Poverty even affects relationships. According to the evidence, couples living in poverty are more likely to separate than their better-off counterparts.
Pensioner poverty, which saw a drop from 1995 to 2013 from 29 percent to 13 percent, is once again on the rise, back up to 16 percent as of 2015/16.
Noting that falling official unemployment rates have not alleviated rising poverty, the report explains this is due to the mushrooming of low-paid, casual, zero hours and contract jobs.
The JRF report concludes that the “prospects for solving UK poverty are worrying.”
The framework for a low-wage economy was put in place by the Blair Labour government, with its welfare-to-work programme, introduced in 1997 to end the so-called “dependency culture.” Labour also introduced a low minimum wage rate in 1999, which was set at just £3.60 per hour (£3.00 for 18- to 21-year-olds).
In 2003, Labour introduced tax credits to subsidise low wages, in effect a subsidy for employers. Research by Citizens UK found that in 2015 taxpayers paid £11 billion topping up the low pay levels set by companies.
In 2009, Labour’s Welfare Reform Act introduced work capability tests to force the sick and disabled into low paid work.
The JRF report points out that rising employment is “no longer leading to lower poverty” because “[c]hanges to benefits and tax credits for working age families are reducing incomes of many of those on low incomes ... Poverty in the UK today is fairly evenly split between workless households and those in work.”

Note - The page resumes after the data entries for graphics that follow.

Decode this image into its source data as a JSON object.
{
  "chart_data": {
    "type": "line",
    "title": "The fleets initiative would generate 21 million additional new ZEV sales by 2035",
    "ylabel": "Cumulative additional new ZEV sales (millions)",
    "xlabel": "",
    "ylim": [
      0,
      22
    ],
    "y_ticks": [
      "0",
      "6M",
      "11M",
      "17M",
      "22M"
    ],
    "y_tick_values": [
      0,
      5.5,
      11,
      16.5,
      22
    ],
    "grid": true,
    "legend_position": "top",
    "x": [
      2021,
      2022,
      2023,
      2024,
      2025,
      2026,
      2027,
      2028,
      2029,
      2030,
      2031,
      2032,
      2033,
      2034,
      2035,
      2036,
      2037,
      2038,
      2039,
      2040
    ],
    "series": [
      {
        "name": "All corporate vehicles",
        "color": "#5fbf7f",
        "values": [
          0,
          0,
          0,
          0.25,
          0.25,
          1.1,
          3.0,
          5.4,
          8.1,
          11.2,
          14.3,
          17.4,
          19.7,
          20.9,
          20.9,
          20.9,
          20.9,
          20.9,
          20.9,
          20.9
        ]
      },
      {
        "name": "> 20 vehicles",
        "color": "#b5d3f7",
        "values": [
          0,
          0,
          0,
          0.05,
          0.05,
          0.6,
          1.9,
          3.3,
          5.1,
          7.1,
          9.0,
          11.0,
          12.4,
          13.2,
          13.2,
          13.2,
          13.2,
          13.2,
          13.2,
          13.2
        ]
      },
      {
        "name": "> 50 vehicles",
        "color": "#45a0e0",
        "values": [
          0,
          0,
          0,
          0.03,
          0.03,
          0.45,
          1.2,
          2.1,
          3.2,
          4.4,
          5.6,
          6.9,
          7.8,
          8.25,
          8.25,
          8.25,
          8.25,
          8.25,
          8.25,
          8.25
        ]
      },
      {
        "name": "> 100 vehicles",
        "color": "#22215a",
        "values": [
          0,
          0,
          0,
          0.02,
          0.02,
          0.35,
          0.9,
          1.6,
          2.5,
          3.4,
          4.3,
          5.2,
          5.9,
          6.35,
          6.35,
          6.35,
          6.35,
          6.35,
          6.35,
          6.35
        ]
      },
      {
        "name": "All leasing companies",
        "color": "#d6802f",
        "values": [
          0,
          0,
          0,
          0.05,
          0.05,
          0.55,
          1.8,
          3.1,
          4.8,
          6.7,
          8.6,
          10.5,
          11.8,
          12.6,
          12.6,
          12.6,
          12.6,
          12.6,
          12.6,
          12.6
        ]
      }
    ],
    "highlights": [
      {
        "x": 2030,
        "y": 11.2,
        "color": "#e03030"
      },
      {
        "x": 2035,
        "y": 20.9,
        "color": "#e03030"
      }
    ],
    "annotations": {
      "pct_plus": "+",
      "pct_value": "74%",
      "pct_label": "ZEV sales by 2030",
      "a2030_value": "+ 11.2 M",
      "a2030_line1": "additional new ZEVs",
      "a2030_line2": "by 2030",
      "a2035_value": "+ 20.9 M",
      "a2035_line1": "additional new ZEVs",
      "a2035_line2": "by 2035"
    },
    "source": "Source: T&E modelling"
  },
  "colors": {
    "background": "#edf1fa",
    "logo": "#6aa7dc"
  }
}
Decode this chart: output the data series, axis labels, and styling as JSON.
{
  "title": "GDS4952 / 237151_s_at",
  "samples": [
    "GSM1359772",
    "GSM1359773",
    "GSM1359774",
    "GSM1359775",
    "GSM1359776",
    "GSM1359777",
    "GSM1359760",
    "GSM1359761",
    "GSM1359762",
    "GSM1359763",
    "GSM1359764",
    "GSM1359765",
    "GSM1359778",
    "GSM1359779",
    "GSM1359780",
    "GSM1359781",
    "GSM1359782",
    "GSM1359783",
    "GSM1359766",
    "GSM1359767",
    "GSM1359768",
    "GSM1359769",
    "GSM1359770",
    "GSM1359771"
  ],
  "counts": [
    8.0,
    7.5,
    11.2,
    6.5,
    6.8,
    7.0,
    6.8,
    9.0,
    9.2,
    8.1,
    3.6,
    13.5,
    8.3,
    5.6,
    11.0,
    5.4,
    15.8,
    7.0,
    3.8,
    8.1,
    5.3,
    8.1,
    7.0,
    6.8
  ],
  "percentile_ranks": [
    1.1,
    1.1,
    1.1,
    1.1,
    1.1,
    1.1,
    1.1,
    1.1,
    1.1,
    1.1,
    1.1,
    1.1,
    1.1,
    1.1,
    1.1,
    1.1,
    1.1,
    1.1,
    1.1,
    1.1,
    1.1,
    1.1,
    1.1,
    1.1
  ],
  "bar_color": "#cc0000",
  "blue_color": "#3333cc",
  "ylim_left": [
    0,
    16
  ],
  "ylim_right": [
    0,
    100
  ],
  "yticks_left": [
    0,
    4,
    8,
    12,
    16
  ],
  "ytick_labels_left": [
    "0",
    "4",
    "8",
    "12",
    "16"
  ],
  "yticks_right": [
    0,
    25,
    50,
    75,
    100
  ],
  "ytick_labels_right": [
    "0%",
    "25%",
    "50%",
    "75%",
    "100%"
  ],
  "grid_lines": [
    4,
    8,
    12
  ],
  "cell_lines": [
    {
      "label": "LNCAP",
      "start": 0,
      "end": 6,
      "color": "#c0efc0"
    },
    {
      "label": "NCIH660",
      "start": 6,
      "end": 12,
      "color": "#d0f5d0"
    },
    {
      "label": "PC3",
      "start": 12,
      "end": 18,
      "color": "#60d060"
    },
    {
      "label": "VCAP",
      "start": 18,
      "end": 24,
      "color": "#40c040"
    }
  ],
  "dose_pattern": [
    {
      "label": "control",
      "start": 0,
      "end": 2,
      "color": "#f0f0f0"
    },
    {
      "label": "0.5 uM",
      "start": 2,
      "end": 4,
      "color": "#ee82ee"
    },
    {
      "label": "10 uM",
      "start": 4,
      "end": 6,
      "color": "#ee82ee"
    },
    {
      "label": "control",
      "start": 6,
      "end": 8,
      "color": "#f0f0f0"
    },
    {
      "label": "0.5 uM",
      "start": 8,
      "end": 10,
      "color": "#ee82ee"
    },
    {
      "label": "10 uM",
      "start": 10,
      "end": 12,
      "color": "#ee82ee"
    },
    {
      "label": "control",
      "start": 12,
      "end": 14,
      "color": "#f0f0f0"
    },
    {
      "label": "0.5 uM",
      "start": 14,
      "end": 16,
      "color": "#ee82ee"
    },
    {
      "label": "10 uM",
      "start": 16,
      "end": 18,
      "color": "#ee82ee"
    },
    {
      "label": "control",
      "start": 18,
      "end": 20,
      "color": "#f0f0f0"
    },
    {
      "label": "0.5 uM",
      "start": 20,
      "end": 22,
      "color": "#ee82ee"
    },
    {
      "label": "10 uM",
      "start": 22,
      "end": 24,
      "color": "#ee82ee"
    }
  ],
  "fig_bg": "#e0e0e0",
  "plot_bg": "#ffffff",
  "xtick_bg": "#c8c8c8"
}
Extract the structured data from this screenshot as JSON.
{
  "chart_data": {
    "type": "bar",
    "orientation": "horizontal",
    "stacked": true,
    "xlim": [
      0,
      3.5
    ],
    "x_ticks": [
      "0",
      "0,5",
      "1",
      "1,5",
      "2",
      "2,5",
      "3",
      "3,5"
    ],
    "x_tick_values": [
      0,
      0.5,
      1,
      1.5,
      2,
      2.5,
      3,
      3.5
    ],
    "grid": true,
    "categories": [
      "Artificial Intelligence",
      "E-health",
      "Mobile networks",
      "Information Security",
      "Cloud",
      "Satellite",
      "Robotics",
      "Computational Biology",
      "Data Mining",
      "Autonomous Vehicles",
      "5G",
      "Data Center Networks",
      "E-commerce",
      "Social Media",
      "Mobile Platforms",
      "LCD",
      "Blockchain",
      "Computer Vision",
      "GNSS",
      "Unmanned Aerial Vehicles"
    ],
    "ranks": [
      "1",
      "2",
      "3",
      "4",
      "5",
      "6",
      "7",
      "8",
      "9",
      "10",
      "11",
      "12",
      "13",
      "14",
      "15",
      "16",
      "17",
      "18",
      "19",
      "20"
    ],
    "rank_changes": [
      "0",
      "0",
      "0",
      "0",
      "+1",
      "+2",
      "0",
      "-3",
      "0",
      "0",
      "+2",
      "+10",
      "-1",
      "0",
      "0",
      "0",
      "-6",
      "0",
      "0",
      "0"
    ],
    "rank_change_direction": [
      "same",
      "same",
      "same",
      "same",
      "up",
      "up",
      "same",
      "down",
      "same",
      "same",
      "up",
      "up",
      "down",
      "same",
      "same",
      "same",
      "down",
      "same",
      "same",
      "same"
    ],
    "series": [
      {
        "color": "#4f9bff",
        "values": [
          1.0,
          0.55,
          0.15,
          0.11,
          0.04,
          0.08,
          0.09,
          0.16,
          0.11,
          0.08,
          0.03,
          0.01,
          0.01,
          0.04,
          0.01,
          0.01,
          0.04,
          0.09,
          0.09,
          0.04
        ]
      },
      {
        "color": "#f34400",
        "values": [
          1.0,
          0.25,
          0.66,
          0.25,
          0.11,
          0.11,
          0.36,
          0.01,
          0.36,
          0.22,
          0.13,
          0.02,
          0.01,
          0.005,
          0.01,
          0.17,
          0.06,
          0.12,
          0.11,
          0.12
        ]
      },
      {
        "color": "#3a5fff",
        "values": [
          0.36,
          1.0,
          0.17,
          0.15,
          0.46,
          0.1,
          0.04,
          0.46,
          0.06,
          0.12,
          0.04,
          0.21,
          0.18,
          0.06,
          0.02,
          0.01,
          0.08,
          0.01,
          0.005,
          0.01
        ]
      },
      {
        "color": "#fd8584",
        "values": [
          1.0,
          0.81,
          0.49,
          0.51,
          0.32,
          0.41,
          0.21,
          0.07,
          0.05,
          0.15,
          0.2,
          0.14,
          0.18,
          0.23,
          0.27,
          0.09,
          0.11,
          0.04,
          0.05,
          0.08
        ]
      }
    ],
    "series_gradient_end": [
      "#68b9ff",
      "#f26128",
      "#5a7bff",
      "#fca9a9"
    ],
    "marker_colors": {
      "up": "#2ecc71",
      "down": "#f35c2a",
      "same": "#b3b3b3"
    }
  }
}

The Conservatives’ Welfare Reform Act 2012 further eroded the incomes of the poorest with the introduction of the hated “bedroom tax,” which financially penalises social housing tenants with more than one bedroom through reductions in their Housing Benefit.
The Institute for Fiscal Studies estimates that the present roll-out of Universal Credit—a new benefit which replaces six other in-work benefits—will lead to 2.1 million families losing £1,600 a year, while more than a million out-of-work families will lose on average £2,300. Particularly hard hit will be families with more than two children.
As a result of the Child Poverty Act 2010, the Social Mobility Commission was set up by the Tories as a cynical gesture to appease concern about entrenched child poverty in the UK. Alan Milburn, an ex-Labour cabinet member who was the head of the government’s four-strong Social Mobility team recently resigned, adding further problems to May’s crisis-ridden government. In his letter to May, Milburn warned that “the growing sense that we have become a ‘them’ and ‘us’ society is deeply corrosive of our cohesion as a nation.”
Labour Party leader Jeremy Corbyn reacted to the JRF report by saying, “These figures shame the Tories.” There was no mention from Milburn or Corbyn on Labour’s role in laying the basis for the escalation of poverty. Moreover, Corbyn and his Shadow Chancellor John McDonnell are on record instructing Labour-run local authorities to continue to impose austerity cuts and not set “illegal” budgets, further reducing living standards.
The role of the unions in facilitating every demand of corporations for job losses, wage cuts and speed-up has been integral to Britain becoming a low wage economy. Trades Union Congress leader Frances O’Grady reiterated Labour’s call for the minimum wage to rise to £10 an hour. However, this would hardly make a difference. For a couple with two children below 14 years and one adult working, this minimum wage would leave the family below the poverty threshold, determined at £401 a week.
While JRF Chief Campbell Rob expressed disquiet that “we are at a turning point in our fight against poverty,” he suggested a possible policy reversal bound up with government “political choices.” The reality is that the exponential rise in wealth of the richest in society is premised on their political representatives in government continuing to impose policies that deepen the immiseration of the working class.